Rogue Wave Software

Rogue Wave Software
Type Private
Founded 1989, Seattle, Washington
Headquarters Boulder, Colorado
Key people Brian Pierce, CEO
Products software
Employees ~100
Website www.roguewave.com

Rogue Wave Software provides cross-platform software development tools and embedded components for parallel, data-intensive, or other HPC applications.

The company was founded in 1989 in Seattle, Washington, then moved to Corvallis, Oregon in 1990 and is now based in Boulder, Colorado. In November 1996, they had an Initial Public Offering NASDAQRWAV. In 2003, they were acquired by Quovadx, Inc NASDAQQVDX, which was in turn acquired by private equity firm Battery Ventures in July 2007.

Rogue Wave Software is now an independent company again. In 2009, the company acquired Visual Numerics, a provider of advanced analytics software,[1] and TotalView Technologies, Inc., which provides debugging tools for C, C++ and Fortran.[2] In 2010, the company acquired Acumem, a multicore performance software company.

Contents

Products

Rogue Wave began by producing a C++ class library in 2001 called tools.h++, which predated the Standard Template Library. The ".h++" products were combined in 2001 into the product family SourcePro C++. More recently, Rogue Wave Software has offered products focusing on parallel development.

In 2009, Rogue Wave Software acquired Visual Numerics[1] and TotalView Technologies.[2] The acquisition of Visual Numerics added the IMSL Numerical Libraries and the PV-WAVE visual data analysis development environment to the Rogue Wave product range. The acquisition of TotalView Technologies added debugging tools TotalView, MemoryScape and ReplayEngine for serial and parallel code as a complement to Rogue Wave Software's C++ libraries. The 2010 acquisition of Acumem added ThreadSpotter, for performance optimization.

The complete list of Rogue Wave products includes: HostAccess, HydraExpress, IMSL® Numerical Libraries, PV-WAVE family, SourcePro® C++, Stingray® Studio, ThreadSpotter, and the TotalView® Family.

HostAccess

HostAccess is a Terminal Emulation software package, originally developed by Cavendish Software Systems Ltd for MS-DOS systems under the name TERMiTE, and later adapted for Microsoft Windows systems, and acquired in 1995 by Pixel Innovations Ltd. It is sold both directly by the company and also by resellers, who can integrate it into their own software solutions.

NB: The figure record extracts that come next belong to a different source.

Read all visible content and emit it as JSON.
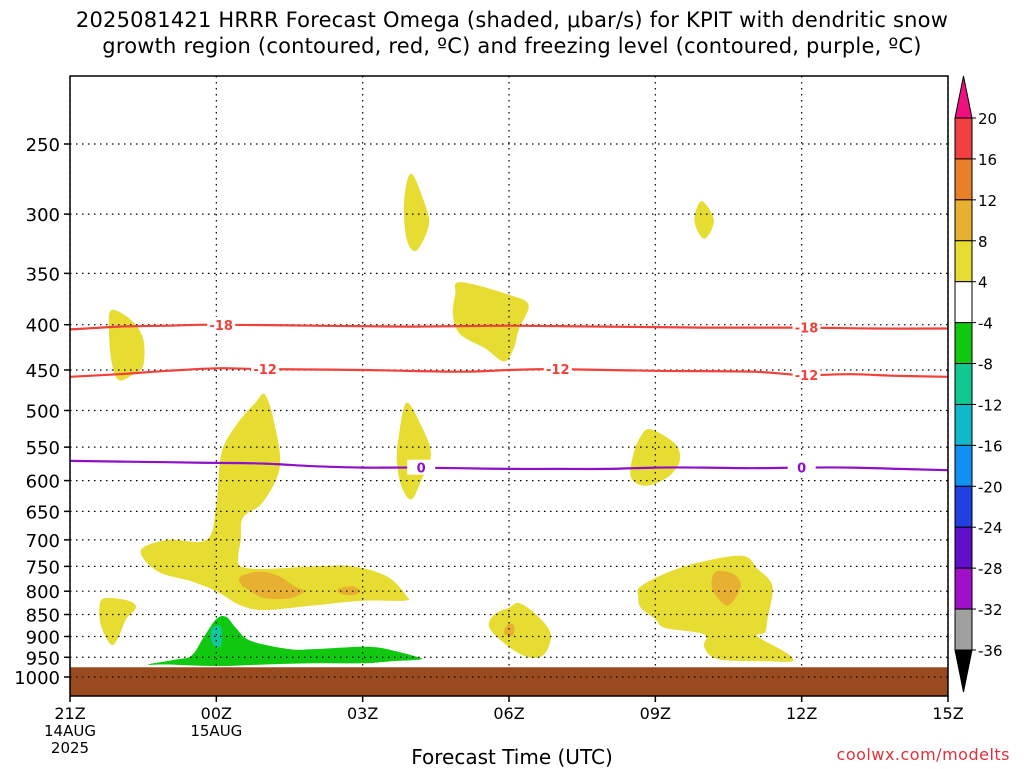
{
  "title_line1": "2025081421 HRRR Forecast Omega (shaded, μbar/s) for KPIT with dendritic snow",
  "title_line2": "growth region (contoured, red, ºC) and freezing level (contoured, purple, ºC)",
  "credit": "coolwx.com/modelts",
  "colors": {
    "ground": "#9a4a1f",
    "dendritic_contour": "#f0413a",
    "freezing_contour": "#9010c8",
    "yellow": "#e6dc32",
    "orange_light": "#e8b030",
    "orange": "#e8902a",
    "green": "#10c810",
    "teal": "#10c8a0"
  },
  "chart_data": {
    "type": "contour",
    "title": "2025081421 HRRR Forecast Omega (shaded, μbar/s) for KPIT with dendritic snow growth region (contoured, red, ºC) and freezing level (contoured, purple, ºC)",
    "xlabel": "Forecast Time (UTC)",
    "ylabel": "",
    "x_range_hours": [
      0,
      18
    ],
    "x_ticks": [
      {
        "h": 0,
        "label": "21Z",
        "sub": [
          "14AUG",
          "2025"
        ]
      },
      {
        "h": 3,
        "label": "00Z",
        "sub": [
          "15AUG"
        ]
      },
      {
        "h": 6,
        "label": "03Z",
        "sub": []
      },
      {
        "h": 9,
        "label": "06Z",
        "sub": []
      },
      {
        "h": 12,
        "label": "09Z",
        "sub": []
      },
      {
        "h": 15,
        "label": "12Z",
        "sub": []
      },
      {
        "h": 18,
        "label": "15Z",
        "sub": []
      }
    ],
    "y_axis": "pressure (hPa, log scale, inverted)",
    "y_ticks": [
      250,
      300,
      350,
      400,
      450,
      500,
      550,
      600,
      650,
      700,
      750,
      800,
      850,
      900,
      950,
      1000
    ],
    "colorbar": {
      "labels": [
        "20",
        "16",
        "12",
        "8",
        "4",
        "-4",
        "-8",
        "-12",
        "-16",
        "-20",
        "-24",
        "-28",
        "-32",
        "-36"
      ],
      "colors": [
        "#ee1080",
        "#f04040",
        "#e8802a",
        "#e8b030",
        "#e6dc32",
        "#ffffff",
        "#10c810",
        "#10c890",
        "#10b8c8",
        "#1090f0",
        "#2040e0",
        "#6010c8",
        "#a010c8",
        "#a0a0a0",
        "#000000"
      ]
    },
    "contours": [
      {
        "name": "-18",
        "color": "#f0413a",
        "points": [
          [
            0,
            405
          ],
          [
            1,
            402
          ],
          [
            2,
            401
          ],
          [
            3,
            400
          ],
          [
            5,
            401
          ],
          [
            7,
            402
          ],
          [
            9,
            401
          ],
          [
            11,
            402
          ],
          [
            13,
            403
          ],
          [
            15,
            403
          ],
          [
            16.5,
            404
          ],
          [
            18,
            404
          ]
        ],
        "labels": [
          [
            3.1,
            "-18"
          ],
          [
            15.1,
            "-18"
          ]
        ]
      },
      {
        "name": "-12",
        "color": "#f0413a",
        "points": [
          [
            0,
            458
          ],
          [
            1,
            455
          ],
          [
            2,
            451
          ],
          [
            3,
            448
          ],
          [
            4,
            449
          ],
          [
            6,
            450
          ],
          [
            8,
            452
          ],
          [
            9,
            450
          ],
          [
            10,
            449
          ],
          [
            12,
            451
          ],
          [
            14,
            452
          ],
          [
            15,
            456
          ],
          [
            16,
            455
          ],
          [
            17,
            457
          ],
          [
            18,
            458
          ]
        ],
        "labels": [
          [
            4,
            "-12"
          ],
          [
            10,
            "-12"
          ],
          [
            15.1,
            "-12"
          ]
        ]
      },
      {
        "name": "0",
        "color": "#9010c8",
        "points": [
          [
            0,
            570
          ],
          [
            2,
            572
          ],
          [
            3,
            573
          ],
          [
            4,
            574
          ],
          [
            5,
            578
          ],
          [
            6,
            580
          ],
          [
            7,
            580
          ],
          [
            8,
            581
          ],
          [
            9,
            582
          ],
          [
            10,
            582
          ],
          [
            11,
            582
          ],
          [
            12,
            580
          ],
          [
            13,
            580
          ],
          [
            14,
            581
          ],
          [
            15,
            580
          ],
          [
            16,
            580
          ],
          [
            17,
            582
          ],
          [
            18,
            584
          ]
        ],
        "labels": [
          [
            7.2,
            "0"
          ],
          [
            15.0,
            "0"
          ]
        ]
      }
    ],
    "ground_level_hPa": 975,
    "shaded_regions": [
      {
        "level": "4 to 8",
        "color": "#e6dc32",
        "points": [
          [
            0.85,
            385
          ],
          [
            1.25,
            395
          ],
          [
            1.5,
            415
          ],
          [
            1.5,
            445
          ],
          [
            1.3,
            455
          ],
          [
            1.0,
            462
          ],
          [
            0.85,
            440
          ],
          [
            0.8,
            405
          ]
        ]
      },
      {
        "level": "4 to 8",
        "color": "#e6dc32",
        "points": [
          [
            7.0,
            270
          ],
          [
            7.3,
            295
          ],
          [
            7.35,
            310
          ],
          [
            7.1,
            330
          ],
          [
            6.9,
            320
          ],
          [
            6.85,
            290
          ]
        ]
      },
      {
        "level": "4 to 8",
        "color": "#e6dc32",
        "points": [
          [
            12.95,
            290
          ],
          [
            13.2,
            305
          ],
          [
            13.0,
            320
          ],
          [
            12.8,
            305
          ]
        ]
      },
      {
        "level": "4 to 8",
        "color": "#e6dc32",
        "points": [
          [
            8.0,
            358
          ],
          [
            9.0,
            370
          ],
          [
            9.4,
            380
          ],
          [
            9.2,
            405
          ],
          [
            9.1,
            425
          ],
          [
            8.9,
            440
          ],
          [
            8.5,
            425
          ],
          [
            8.0,
            410
          ],
          [
            7.85,
            390
          ],
          [
            7.9,
            370
          ]
        ]
      },
      {
        "level": "4 to 8",
        "color": "#e6dc32",
        "points": [
          [
            6.9,
            490
          ],
          [
            7.2,
            520
          ],
          [
            7.4,
            560
          ],
          [
            7.2,
            600
          ],
          [
            7.0,
            630
          ],
          [
            6.8,
            610
          ],
          [
            6.7,
            570
          ],
          [
            6.75,
            530
          ]
        ]
      },
      {
        "level": "4 to 8",
        "color": "#e6dc32",
        "points": [
          [
            11.9,
            525
          ],
          [
            12.4,
            545
          ],
          [
            12.5,
            570
          ],
          [
            12.25,
            595
          ],
          [
            11.8,
            608
          ],
          [
            11.5,
            595
          ],
          [
            11.55,
            560
          ],
          [
            11.7,
            535
          ]
        ]
      },
      {
        "level": "4 to 8",
        "color": "#e6dc32",
        "points": [
          [
            4.0,
            480
          ],
          [
            4.2,
            520
          ],
          [
            4.3,
            580
          ],
          [
            3.95,
            635
          ],
          [
            3.55,
            660
          ],
          [
            3.5,
            700
          ],
          [
            3.45,
            730
          ],
          [
            3.5,
            750
          ],
          [
            4.0,
            755
          ],
          [
            5.0,
            750
          ],
          [
            5.8,
            750
          ],
          [
            6.5,
            770
          ],
          [
            6.9,
            810
          ],
          [
            6.85,
            820
          ],
          [
            6.0,
            820
          ],
          [
            5.0,
            830
          ],
          [
            4.0,
            840
          ],
          [
            3.5,
            830
          ],
          [
            3.0,
            800
          ],
          [
            2.5,
            780
          ],
          [
            1.8,
            760
          ],
          [
            1.45,
            720
          ],
          [
            2.0,
            700
          ],
          [
            2.8,
            700
          ],
          [
            3.0,
            640
          ],
          [
            3.1,
            560
          ],
          [
            3.4,
            520
          ],
          [
            3.8,
            490
          ]
        ]
      },
      {
        "level": "4 to 8",
        "color": "#e6dc32",
        "points": [
          [
            0.7,
            815
          ],
          [
            1.2,
            820
          ],
          [
            1.35,
            835
          ],
          [
            1.15,
            860
          ],
          [
            1.0,
            900
          ],
          [
            0.85,
            920
          ],
          [
            0.65,
            880
          ],
          [
            0.6,
            840
          ]
        ]
      },
      {
        "level": "4 to 8",
        "color": "#e6dc32",
        "points": [
          [
            9.2,
            825
          ],
          [
            9.5,
            845
          ],
          [
            9.8,
            880
          ],
          [
            9.85,
            910
          ],
          [
            9.7,
            945
          ],
          [
            9.4,
            950
          ],
          [
            9.0,
            925
          ],
          [
            8.6,
            880
          ],
          [
            8.7,
            850
          ],
          [
            9.0,
            835
          ]
        ]
      },
      {
        "level": "4 to 8",
        "color": "#e6dc32",
        "points": [
          [
            11.7,
            790
          ],
          [
            12.3,
            760
          ],
          [
            13.0,
            740
          ],
          [
            13.8,
            730
          ],
          [
            14.1,
            755
          ],
          [
            14.4,
            790
          ],
          [
            14.3,
            860
          ],
          [
            14.25,
            890
          ],
          [
            14.1,
            900
          ],
          [
            14.7,
            940
          ],
          [
            14.8,
            960
          ],
          [
            14.3,
            960
          ],
          [
            13.3,
            955
          ],
          [
            13.0,
            925
          ],
          [
            13.0,
            895
          ],
          [
            12.2,
            880
          ],
          [
            12.0,
            860
          ],
          [
            11.7,
            835
          ],
          [
            11.65,
            810
          ]
        ]
      },
      {
        "level": "8 to 12",
        "color": "#e8b030",
        "points": [
          [
            3.5,
            770
          ],
          [
            3.9,
            760
          ],
          [
            4.3,
            770
          ],
          [
            4.6,
            790
          ],
          [
            4.8,
            800
          ],
          [
            4.5,
            815
          ],
          [
            4.0,
            815
          ],
          [
            3.7,
            800
          ],
          [
            3.5,
            785
          ]
        ]
      },
      {
        "level": "8 to 12",
        "color": "#e8b030",
        "points": [
          [
            5.5,
            795
          ],
          [
            5.8,
            790
          ],
          [
            5.95,
            800
          ],
          [
            5.8,
            808
          ],
          [
            5.55,
            805
          ]
        ]
      },
      {
        "level": "8 to 12",
        "color": "#e8b030",
        "points": [
          [
            9.0,
            870
          ],
          [
            9.1,
            875
          ],
          [
            9.1,
            895
          ],
          [
            9.0,
            900
          ],
          [
            8.9,
            890
          ],
          [
            8.95,
            875
          ]
        ]
      },
      {
        "level": "8 to 12",
        "color": "#e8b030",
        "points": [
          [
            13.25,
            760
          ],
          [
            13.6,
            765
          ],
          [
            13.75,
            790
          ],
          [
            13.5,
            830
          ],
          [
            13.25,
            810
          ],
          [
            13.15,
            785
          ]
        ]
      },
      {
        "level": "-4 to -8",
        "color": "#10c810",
        "points": [
          [
            2.75,
            900
          ],
          [
            3.0,
            860
          ],
          [
            3.2,
            855
          ],
          [
            3.4,
            880
          ],
          [
            3.7,
            910
          ],
          [
            4.5,
            930
          ],
          [
            5.0,
            930
          ],
          [
            5.8,
            925
          ],
          [
            6.2,
            925
          ],
          [
            6.5,
            930
          ],
          [
            7.0,
            945
          ],
          [
            7.2,
            955
          ],
          [
            6.6,
            960
          ],
          [
            6.0,
            965
          ],
          [
            5.0,
            965
          ],
          [
            4.0,
            968
          ],
          [
            3.0,
            972
          ],
          [
            2.0,
            968
          ],
          [
            1.6,
            968
          ],
          [
            2.2,
            955
          ],
          [
            2.5,
            945
          ]
        ]
      },
      {
        "level": "-8 to -12",
        "color": "#10c8a0",
        "points": [
          [
            3.0,
            875
          ],
          [
            3.1,
            880
          ],
          [
            3.1,
            920
          ],
          [
            3.0,
            925
          ],
          [
            2.9,
            910
          ],
          [
            2.9,
            885
          ]
        ]
      }
    ]
  }
}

In 1997 TERMiTE was renamed to HostAccess.

HydraExpress

HydraExpress is a web services toolkit for deploying C++ applications for connectivity and reuse in a Service Oriented Architecture.

IMSL Numerical Libraries

The IMSL Numerical Libraries (C Library, Fortran Library, Java Library, .NET Library, and PyIMSL Studio) are a comprehensive set of mathematical and statistical functions that developers can embed into software applications.

PV-WAVE Family

The PV-WAVE family is a programming language and set of tools for data analysis and visualization, for building prototypes and production-ready applications. In addition to PV-WAVe, the family includes TS-WAVE for advanced time series analysis, and JWAVE, a Web Development Environment for thin-client visual data analysis applications.

SourcePro

SourcePro C++ is a set of cross-platform libraries for C++ extending the Standard Template Library. Portability is a common issue in C++ development, addressed by SourcePro using common API across Linux, Unix, and Windows and supporting a wide variety of compilers. Thirteen libraries are offered within 4 major groupings: Core, Database, Network, and Analytics. One of these libraries has been offered by Sun and HP within their compilers since the late 90s, but all thirteen are only found in the full product line.

Stingray Studio

Stingray Studio provides reusable and embeddable GUI components that simplify the development of applications with complex GUI requirements.

ThreadSpotter

ThreadSpotter is a performance optimization product for single- and multi-threaded applications. It analyzes memory bandwidth and latency, data locality, and thread communications/interaction to pinpoint and provide guidance on performance issues.

TotalView Family

The TotalView family of Mac OS X, UNIX and Linux software debugging tools for C/C++ and Fortran includes three products: the TotalView debugger, MemoryScape, and ReplayEngine. TotalView is a GUI-based source defect analysis tool that includes MemoryScape for dynamic memory analysis, although MemoryScape is also available stand-alone. ReplayEngine is an add-on to TotalView that provides a deterministic replay capability by recording program execution history, allowing, in effect, reverse debugging.